Guinea President Alpha Conde declined to say whether the concession would be offered again to bidders or given back to Rio Tinto Group should BSG Resources Ltd.’s contract be canceled.

Conde declined to say in yesterday’s interview whether the concession would be offered to bidders again or given back to Rio Tinto should BSGR’s contract be canceled. “It’s in the hands of the justice, I cannot speak about it,” he said.

Final Hearing

The final hearing of a government committee probing how BSGR acquired the ground will be held Dec. 10 in the capital Conakry, according to a letter sent to BSGR’s venture in Guinea two weeks ago and seen by Bloomberg News. It asks BSGR to clarify responses to allegations made last year that payments and gifts were given to government and military officials from 2005 to help it obtain the site. BSGR has denied these claims.

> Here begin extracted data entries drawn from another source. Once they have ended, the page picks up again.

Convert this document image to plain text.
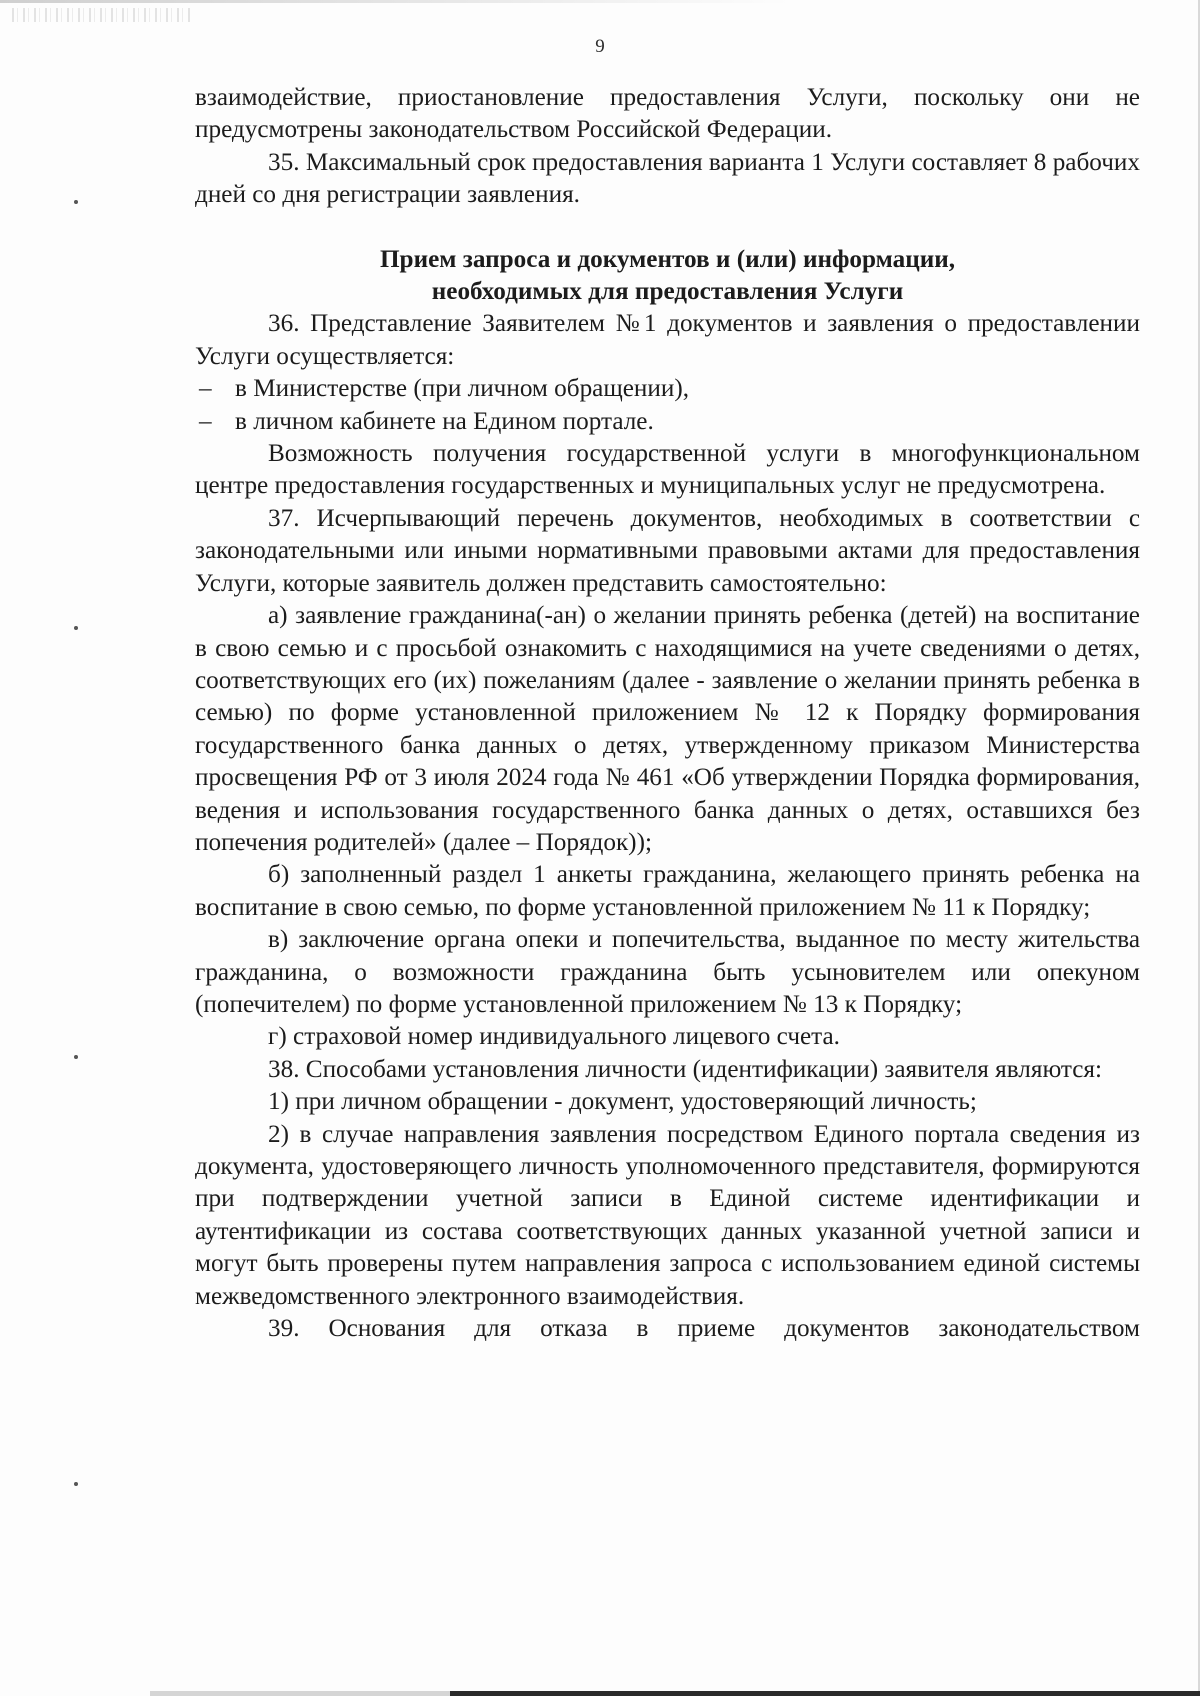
9

взаимодействие, приостановление предоставления Услуги, поскольку они не предусмотрены законодательством Российской Федерации.

35. Максимальный срок предоставления варианта 1 Услуги составляет 8 рабочих дней со дня регистрации заявления.

Прием запроса и документов и (или) информации,
необходимых для предоставления Услуги

36. Представление Заявителем №1 документов и заявления о предоставлении Услуги осуществляется:

– в Министерстве (при личном обращении),

– в личном кабинете на Едином портале.

Возможность получения государственной услуги в многофункциональном центре предоставления государственных и муниципальных услуг не предусмотрена.

37. Исчерпывающий перечень документов, необходимых в соответствии с законодательными или иными нормативными правовыми актами для предоставления Услуги, которые заявитель должен представить самостоятельно:

а) заявление гражданина(-ан) о желании принять ребенка (детей) на воспитание в свою семью и с просьбой ознакомить с находящимися на учете сведениями о детях, соответствующих его (их) пожеланиям (далее - заявление о желании принять ребенка в семью) по форме установленной приложением № 12 к Порядку формирования государственного банка данных о детях, утвержденному приказом Министерства просвещения РФ от 3 июля 2024 года № 461 «Об утверждении Порядка формирования, ведения и использования государственного банка данных о детях, оставшихся без попечения родителей» (далее – Порядок));

б) заполненный раздел 1 анкеты гражданина, желающего принять ребенка на воспитание в свою семью, по форме установленной приложением № 11 к Порядку;

в) заключение органа опеки и попечительства, выданное по месту жительства гражданина, о возможности гражданина быть усыновителем или опекуном (попечителем) по форме установленной приложением № 13 к Порядку;

г) страховой номер индивидуального лицевого счета.

38. Способами установления личности (идентификации) заявителя являются:

1) при личном обращении - документ, удостоверяющий личность;

2) в случае направления заявления посредством Единого портала сведения из документа, удостоверяющего личность уполномоченного представителя, формируются при подтверждении учетной записи в Единой системе идентификации и аутентификации из состава соответствующих данных указанной учетной записи и могут быть проверены путем направления запроса с использованием единой системы межведомственного электронного взаимодействия.

39. Основания для отказа в приеме документов законодательством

BSGR said the review is an attempt to “expropriate illegally” its mining rights, including the Simandou deposit. Vale lost 0.5 percent to 32.51 reais at 11:49 a.m. in Sao Paulo trading today.

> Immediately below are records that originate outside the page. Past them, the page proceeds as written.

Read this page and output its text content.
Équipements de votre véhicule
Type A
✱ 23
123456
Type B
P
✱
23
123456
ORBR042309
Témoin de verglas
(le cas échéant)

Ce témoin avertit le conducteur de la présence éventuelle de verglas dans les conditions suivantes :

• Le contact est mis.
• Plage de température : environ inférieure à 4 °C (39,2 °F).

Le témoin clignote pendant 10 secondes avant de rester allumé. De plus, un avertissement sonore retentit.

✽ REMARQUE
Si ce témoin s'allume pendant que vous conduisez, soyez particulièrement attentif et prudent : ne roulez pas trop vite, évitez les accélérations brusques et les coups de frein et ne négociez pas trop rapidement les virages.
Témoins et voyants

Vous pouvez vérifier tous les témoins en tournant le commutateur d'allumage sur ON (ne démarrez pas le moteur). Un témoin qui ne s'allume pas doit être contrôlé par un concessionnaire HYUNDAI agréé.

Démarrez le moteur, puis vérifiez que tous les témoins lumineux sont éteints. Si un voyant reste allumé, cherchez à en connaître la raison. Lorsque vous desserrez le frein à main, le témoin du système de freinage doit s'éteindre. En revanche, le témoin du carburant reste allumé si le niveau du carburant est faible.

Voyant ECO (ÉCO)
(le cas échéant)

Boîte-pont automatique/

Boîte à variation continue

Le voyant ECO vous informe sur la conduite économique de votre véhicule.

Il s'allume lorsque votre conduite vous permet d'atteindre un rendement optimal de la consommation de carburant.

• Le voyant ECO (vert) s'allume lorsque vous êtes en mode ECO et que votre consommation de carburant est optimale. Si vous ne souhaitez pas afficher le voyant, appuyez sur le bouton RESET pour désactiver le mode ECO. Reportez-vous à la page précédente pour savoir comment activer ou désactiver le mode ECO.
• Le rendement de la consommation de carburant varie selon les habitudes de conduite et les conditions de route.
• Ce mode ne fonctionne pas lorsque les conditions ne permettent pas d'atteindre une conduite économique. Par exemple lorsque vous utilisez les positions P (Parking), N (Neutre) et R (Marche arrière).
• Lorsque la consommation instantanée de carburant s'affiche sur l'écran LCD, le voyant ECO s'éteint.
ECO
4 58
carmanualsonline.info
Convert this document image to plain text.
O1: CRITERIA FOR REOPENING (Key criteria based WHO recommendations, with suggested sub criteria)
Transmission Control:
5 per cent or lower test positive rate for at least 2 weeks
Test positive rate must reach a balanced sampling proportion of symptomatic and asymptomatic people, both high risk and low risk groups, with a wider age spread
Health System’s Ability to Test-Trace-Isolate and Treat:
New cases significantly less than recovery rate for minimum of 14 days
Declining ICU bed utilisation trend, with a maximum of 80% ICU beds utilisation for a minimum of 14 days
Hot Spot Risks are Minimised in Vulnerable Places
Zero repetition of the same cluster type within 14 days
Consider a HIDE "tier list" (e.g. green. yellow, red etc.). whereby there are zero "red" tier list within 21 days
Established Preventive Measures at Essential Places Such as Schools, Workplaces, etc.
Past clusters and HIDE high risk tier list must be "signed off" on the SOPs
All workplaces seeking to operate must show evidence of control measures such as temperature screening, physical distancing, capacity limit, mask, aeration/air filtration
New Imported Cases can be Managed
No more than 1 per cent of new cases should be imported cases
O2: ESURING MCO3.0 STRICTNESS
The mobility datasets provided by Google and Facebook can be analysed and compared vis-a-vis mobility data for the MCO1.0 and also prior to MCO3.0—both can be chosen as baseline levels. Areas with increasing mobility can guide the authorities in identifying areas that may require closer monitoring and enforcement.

Conde said he met yesterday with Rio and its Chinese partner in the Simandou concession, Aluminum Corp. of China, or Chinalco.

“We all expressed our will to go very fast, as iron prices are going up with China and Japan starting steel projects,” he said, without giving a date for the start of mining.

Bauxite Plans

Guinea in March announced plans to more than triple bauxite production capacity by 2020 as Chinese demand for the metal is forecast to rise.

The West African nation, the largest exporter of the mineral that makes aluminum, has eight projects under development including a deal with Mubadala of Abu Dhabi to boost production capacity of the Cie des Bauxites de Guinee and one with United Co. Rusal to build an alumina refinery.

Conde said another agreement will be signed today with Mubadala.

“What we want is to have long-term strategic ties with mining companies, similar to what Botswana has with diamond producer De Beers, so that market fluctuations don’t have an impact on our relations,” Conde said. “Our aim is to have total transparency.”

The southern African nation of Botswana is the largest producer of the gem. Anglo American Plc bought a 40 percent stake in De Beers last year, increasing its holding to 85 percent, and moved its gem-sorting and trading operations to the Botswanan capital of Gaborone from London. The government owns the remaining 15 percent stake in De Beers.